For sure, GDP growth has also come down to 4.8 percent in 2015 and will be lucky to regain 5 percent level this year. Government revenues are lagging which will probably increase the size of the budget deficit particularly if long delayed infrastructure spending gets moving as promised. But cautious fiscal policy as well as the ponderous bureaucracy now make it possible for some increase in both budget and current account deficits as economic growth picks up in advance of major improvements in the terms of trade.

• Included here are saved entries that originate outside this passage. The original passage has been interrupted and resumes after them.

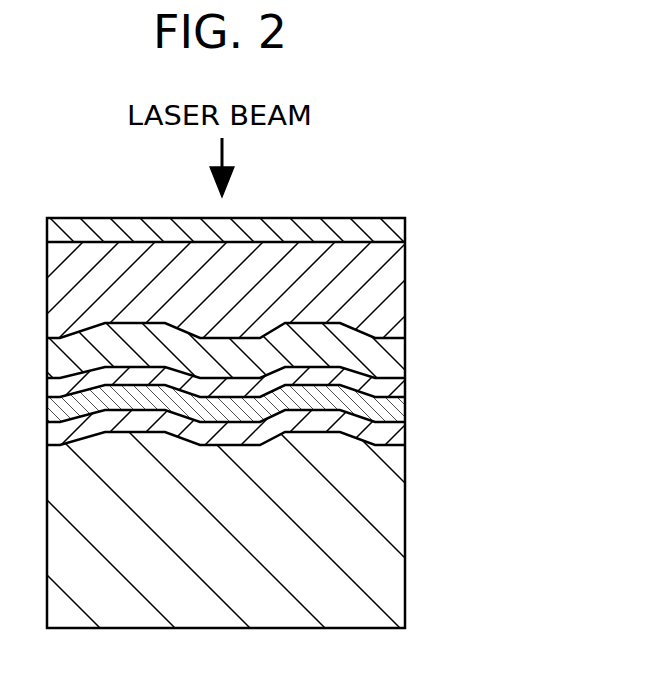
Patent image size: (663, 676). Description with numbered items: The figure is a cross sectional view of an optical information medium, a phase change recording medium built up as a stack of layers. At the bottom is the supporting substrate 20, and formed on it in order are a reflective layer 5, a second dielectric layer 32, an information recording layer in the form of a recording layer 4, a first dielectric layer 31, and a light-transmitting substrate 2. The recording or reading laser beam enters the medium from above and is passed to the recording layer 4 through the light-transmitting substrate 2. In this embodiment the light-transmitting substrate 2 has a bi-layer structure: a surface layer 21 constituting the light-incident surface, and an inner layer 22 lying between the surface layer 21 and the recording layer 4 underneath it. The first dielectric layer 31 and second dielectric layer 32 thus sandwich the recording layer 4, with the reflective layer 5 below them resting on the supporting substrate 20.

The light-transmitting substrate 2 is at (290, 253).
The surface layer 21 is at (405, 226).
The inner layer 22 is at (405, 280).
The first dielectric layer 31 is at (405, 353).
The recording layer 4 is at (405, 388).
The second dielectric layer 32 is at (405, 412).
The reflective layer 5 is at (405, 430).
The supporting substrate 20 is at (405, 480).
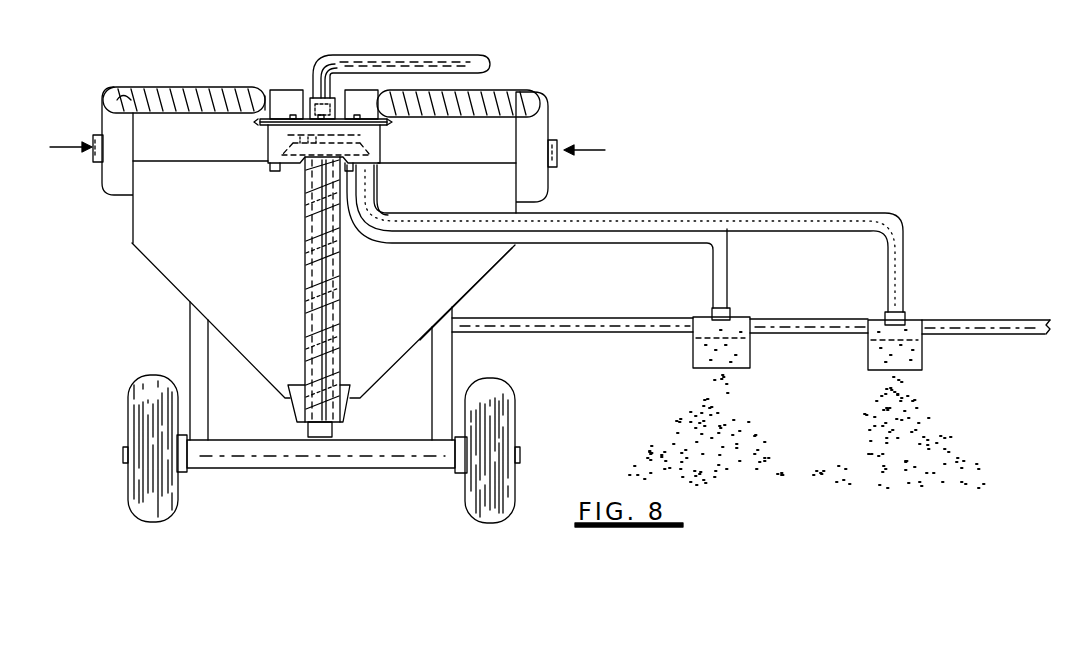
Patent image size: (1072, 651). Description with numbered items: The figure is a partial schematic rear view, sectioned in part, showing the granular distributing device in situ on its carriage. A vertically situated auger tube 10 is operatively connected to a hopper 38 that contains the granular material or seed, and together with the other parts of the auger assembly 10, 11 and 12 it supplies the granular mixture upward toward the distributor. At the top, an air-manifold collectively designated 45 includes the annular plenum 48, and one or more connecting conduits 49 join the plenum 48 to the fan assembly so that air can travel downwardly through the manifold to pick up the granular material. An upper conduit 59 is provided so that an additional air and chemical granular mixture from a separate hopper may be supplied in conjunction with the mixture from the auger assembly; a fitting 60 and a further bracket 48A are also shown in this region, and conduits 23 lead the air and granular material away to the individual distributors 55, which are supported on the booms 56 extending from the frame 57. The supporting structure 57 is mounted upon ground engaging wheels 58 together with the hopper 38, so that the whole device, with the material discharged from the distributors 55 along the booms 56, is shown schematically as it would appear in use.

The auger tube 10 is at (299, 284).
The auger assembly component 11 is at (320, 254).
The auger assembly component 12 is at (312, 241).
The conduit 23 is at (375, 207).
The hopper 38 is at (170, 262).
The air-manifold 45 is at (262, 52).
The annular plenum 48 is at (264, 118).
The mounting bracket 48A is at (542, 133).
The connecting conduit 49 is at (180, 88).
The distributor 55 is at (698, 358).
The boom 56 is at (652, 324).
The frame 57 is at (443, 373).
The ground engaging wheel 58 is at (150, 376).
The upper conduit 59 is at (362, 58).
The fitting 60 is at (310, 103).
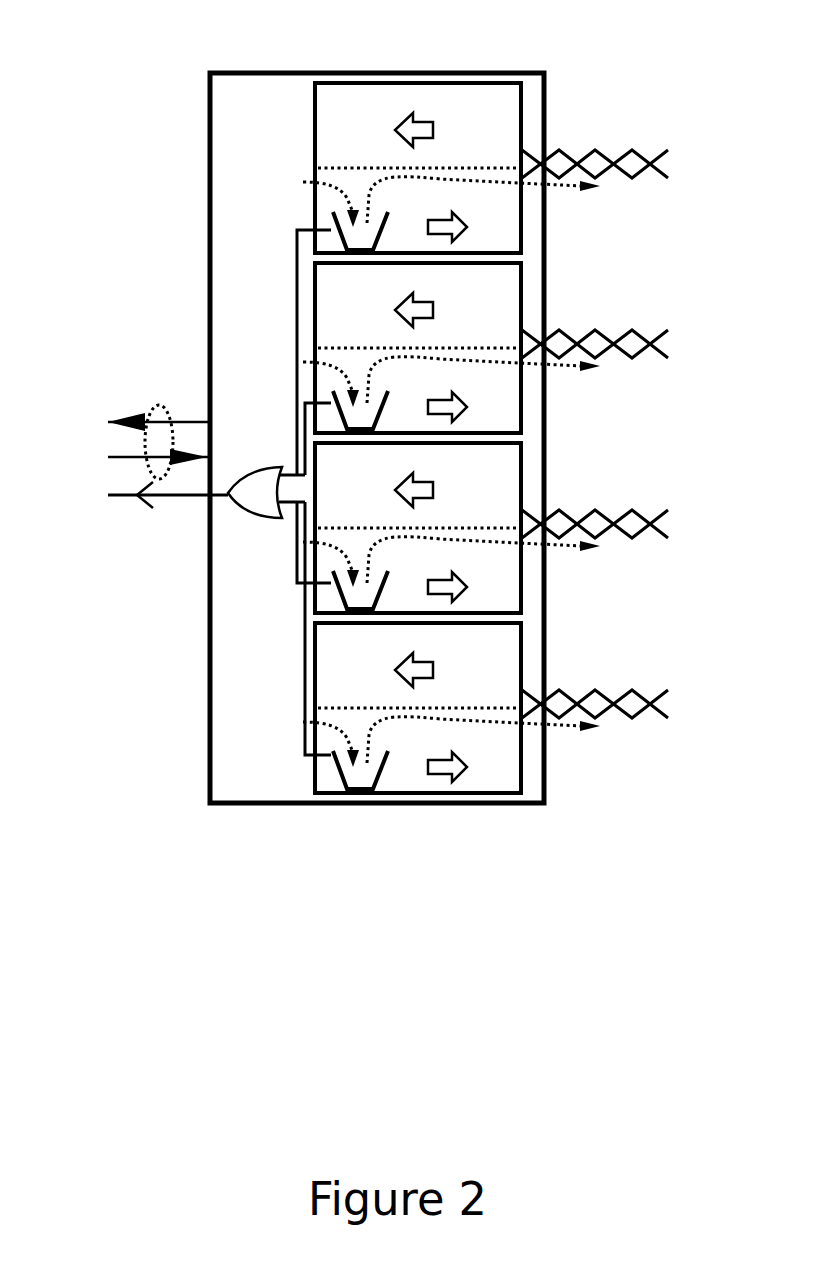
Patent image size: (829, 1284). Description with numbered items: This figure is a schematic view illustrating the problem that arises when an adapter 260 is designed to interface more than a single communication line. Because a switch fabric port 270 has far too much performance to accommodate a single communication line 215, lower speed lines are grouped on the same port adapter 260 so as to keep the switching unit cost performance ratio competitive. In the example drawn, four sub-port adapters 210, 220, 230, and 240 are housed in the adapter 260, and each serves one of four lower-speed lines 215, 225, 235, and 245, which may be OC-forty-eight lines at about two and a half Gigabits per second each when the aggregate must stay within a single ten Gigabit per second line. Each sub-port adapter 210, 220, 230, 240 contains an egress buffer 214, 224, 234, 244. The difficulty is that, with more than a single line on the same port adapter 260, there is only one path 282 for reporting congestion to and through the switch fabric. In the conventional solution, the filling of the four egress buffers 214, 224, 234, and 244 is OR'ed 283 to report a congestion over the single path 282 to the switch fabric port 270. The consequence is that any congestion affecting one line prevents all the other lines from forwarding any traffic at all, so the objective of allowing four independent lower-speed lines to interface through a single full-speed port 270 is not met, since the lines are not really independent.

The adapter 260 is at (452, 55).
The sub-port adapter 210 is at (531, 108).
The egress buffer 214 is at (322, 218).
The communication line 215 is at (630, 138).
The sub-port adapter 220 is at (531, 277).
The egress buffer 224 is at (322, 390).
The communication line 225 is at (630, 318).
The sub-port adapter 230 is at (531, 463).
The egress buffer 234 is at (328, 597).
The communication line 235 is at (630, 497).
The sub-port adapter 240 is at (531, 630).
The egress buffer 244 is at (330, 775).
The communication line 245 is at (630, 677).
The switch fabric port 270 is at (155, 388).
The path 282 is at (170, 509).
The OR 283 is at (239, 521).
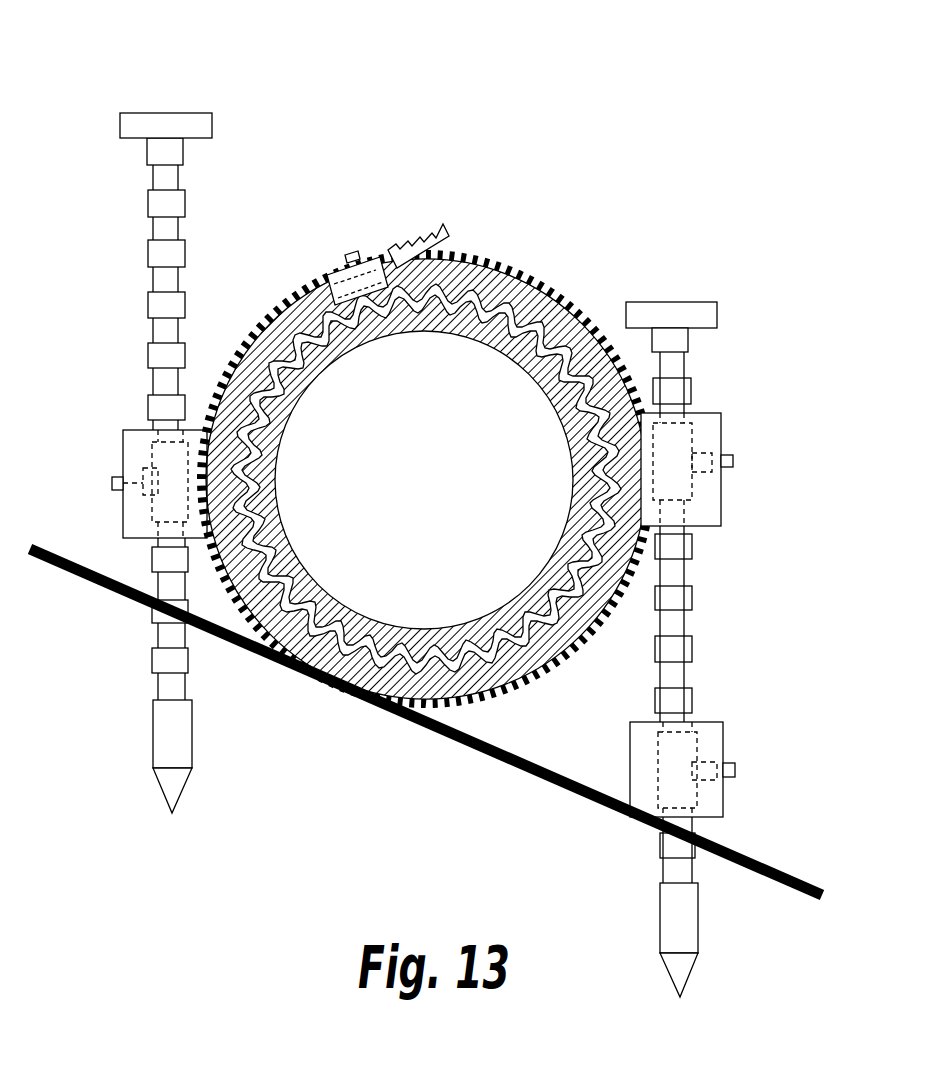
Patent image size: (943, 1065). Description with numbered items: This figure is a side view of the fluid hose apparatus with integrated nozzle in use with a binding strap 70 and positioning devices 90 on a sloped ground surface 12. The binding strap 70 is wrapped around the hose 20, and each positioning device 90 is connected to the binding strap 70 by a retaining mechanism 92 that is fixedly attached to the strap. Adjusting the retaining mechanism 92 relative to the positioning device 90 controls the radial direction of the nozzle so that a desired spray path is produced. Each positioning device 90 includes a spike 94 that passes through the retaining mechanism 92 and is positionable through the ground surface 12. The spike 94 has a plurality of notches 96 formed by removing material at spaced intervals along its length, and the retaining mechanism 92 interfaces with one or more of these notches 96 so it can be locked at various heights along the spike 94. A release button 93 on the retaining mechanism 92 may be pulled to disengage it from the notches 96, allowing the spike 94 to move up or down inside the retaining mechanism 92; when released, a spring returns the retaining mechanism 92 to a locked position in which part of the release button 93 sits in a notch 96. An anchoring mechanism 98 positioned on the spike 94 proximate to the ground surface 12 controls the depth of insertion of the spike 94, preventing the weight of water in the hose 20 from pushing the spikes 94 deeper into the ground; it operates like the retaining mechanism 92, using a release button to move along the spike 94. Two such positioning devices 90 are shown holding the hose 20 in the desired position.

The ground surface 12 is at (364, 819).
The hose 20 is at (434, 494).
The binding strap 70 is at (490, 272).
The positioning device 90 is at (170, 78).
The retaining mechanism 92 is at (137, 503).
The release button 93 is at (112, 477).
The spike 94 is at (137, 122).
The notches 96 is at (190, 235).
The anchoring mechanism 98 is at (710, 740).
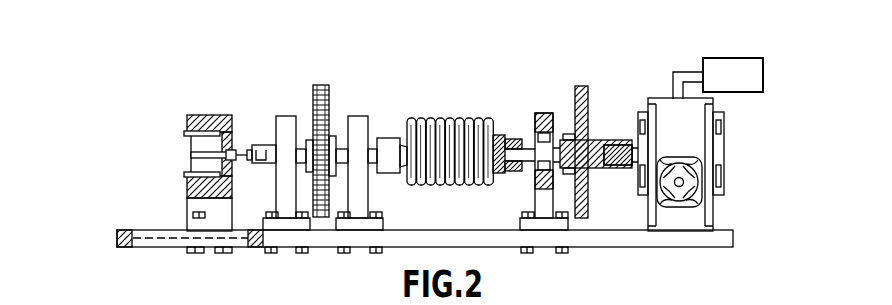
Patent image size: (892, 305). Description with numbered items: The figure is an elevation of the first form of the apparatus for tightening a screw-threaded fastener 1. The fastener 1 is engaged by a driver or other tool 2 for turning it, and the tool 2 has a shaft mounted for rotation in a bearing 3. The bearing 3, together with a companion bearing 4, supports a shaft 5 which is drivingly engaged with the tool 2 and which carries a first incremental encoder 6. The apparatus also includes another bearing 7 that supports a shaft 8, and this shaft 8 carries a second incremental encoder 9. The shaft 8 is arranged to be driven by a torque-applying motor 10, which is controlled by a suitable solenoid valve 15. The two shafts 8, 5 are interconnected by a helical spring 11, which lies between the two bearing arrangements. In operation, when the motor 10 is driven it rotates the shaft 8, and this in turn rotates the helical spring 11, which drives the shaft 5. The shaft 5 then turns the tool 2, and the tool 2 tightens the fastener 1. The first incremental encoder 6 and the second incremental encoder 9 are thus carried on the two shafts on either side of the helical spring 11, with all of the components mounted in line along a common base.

The screw-threaded fastener 1 is at (233, 143).
The driver or other tool 2 is at (252, 145).
The bearing 3 is at (283, 140).
The companion bearing 4 is at (358, 127).
The shaft 5 is at (303, 147).
The first incremental encoder 6 is at (324, 88).
The bearing 7 is at (538, 120).
The shaft 8 is at (528, 148).
The second incremental encoder 9 is at (587, 117).
The torque-applying motor 10 is at (677, 128).
The helical spring 11 is at (440, 133).
The solenoid valve 15 is at (738, 73).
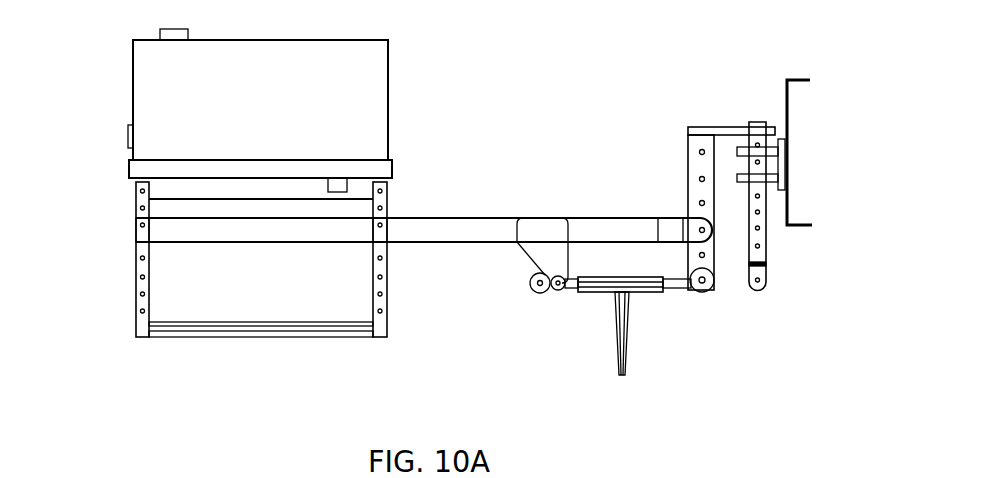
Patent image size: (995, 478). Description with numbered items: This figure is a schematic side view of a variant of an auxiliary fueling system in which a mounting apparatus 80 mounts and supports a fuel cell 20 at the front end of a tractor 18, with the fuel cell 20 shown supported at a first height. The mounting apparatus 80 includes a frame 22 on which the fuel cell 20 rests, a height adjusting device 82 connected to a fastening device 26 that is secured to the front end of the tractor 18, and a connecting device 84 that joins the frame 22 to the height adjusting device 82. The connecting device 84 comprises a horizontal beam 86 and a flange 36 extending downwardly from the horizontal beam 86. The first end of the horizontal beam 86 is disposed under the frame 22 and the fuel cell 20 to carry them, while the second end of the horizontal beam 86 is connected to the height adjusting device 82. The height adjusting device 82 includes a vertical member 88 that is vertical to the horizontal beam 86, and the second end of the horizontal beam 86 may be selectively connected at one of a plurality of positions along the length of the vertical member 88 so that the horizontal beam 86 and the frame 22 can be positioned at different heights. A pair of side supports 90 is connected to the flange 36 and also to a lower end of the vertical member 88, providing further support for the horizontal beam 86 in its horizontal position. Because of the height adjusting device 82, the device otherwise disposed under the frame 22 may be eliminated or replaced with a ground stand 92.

The tractor 18 is at (818, 125).
The fuel cell 20 is at (133, 83).
The frame 22 is at (157, 208).
The fastening device 26 is at (757, 122).
The flange 36 is at (540, 255).
The mounting apparatus 80 is at (520, 102).
The height adjusting device 82 is at (702, 127).
The connecting device 84 is at (463, 275).
The horizontal beam 86 is at (485, 223).
The vertical member 88 is at (707, 288).
The side supports 90 is at (643, 292).
The ground stand 92 is at (136, 297).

With nominal GDP growth of around 8 percent, a budget deficit of 3 percent is manageable, particularly given Indonesia’s plentiful access to loans from the Asian Development Bank, now also the Asian Infrastructure Investment Bank, and competition between China and Japan to support infrastructure projects. Inflation is down to 4 percent or less but despite cuts interest rates remains in positive territory and banking margins healthy – maybe too healthy.
External debt with foreign reserves of 45 percent of total debt of US$308 billion, of which US$48 billion is denominated in rupiah, the dangers of major currency turmoil are slight. Of the total, US$138 billion is government debt, of which 40 percent is long-term borrowings from multilateral institutions. Government debt has been rising but private debt has been static for the past 18 months at US$164 billion, mostly to the non-financial sector.
For sure there is pressure on Joko and Bank Indonesia to speed up GDP growth through budgetary and monetary measures. But there is room both in the budget and in debt position for Indonesia to be a leader, not laggard in the gradual recovery of Asian growth. This has now been at least partly recognised by markets, as witness a 9 percent rise in stocks on top of a 6 percent rise in the rupiah since the start of 2016. Further advances may be unlikely in the short term, not least because there are other big commodity sensitive economies – Brazil, South Africa – which have been far less successful in adjusting to downturns.
But Indonesia over the past two years has shown commendable progress in difficult circumstances however disappointed different sectors – labour, foreign mining companies and others – may be with specific policies or outcomes, and with the corruption and bureaucracy which no one man can resolve.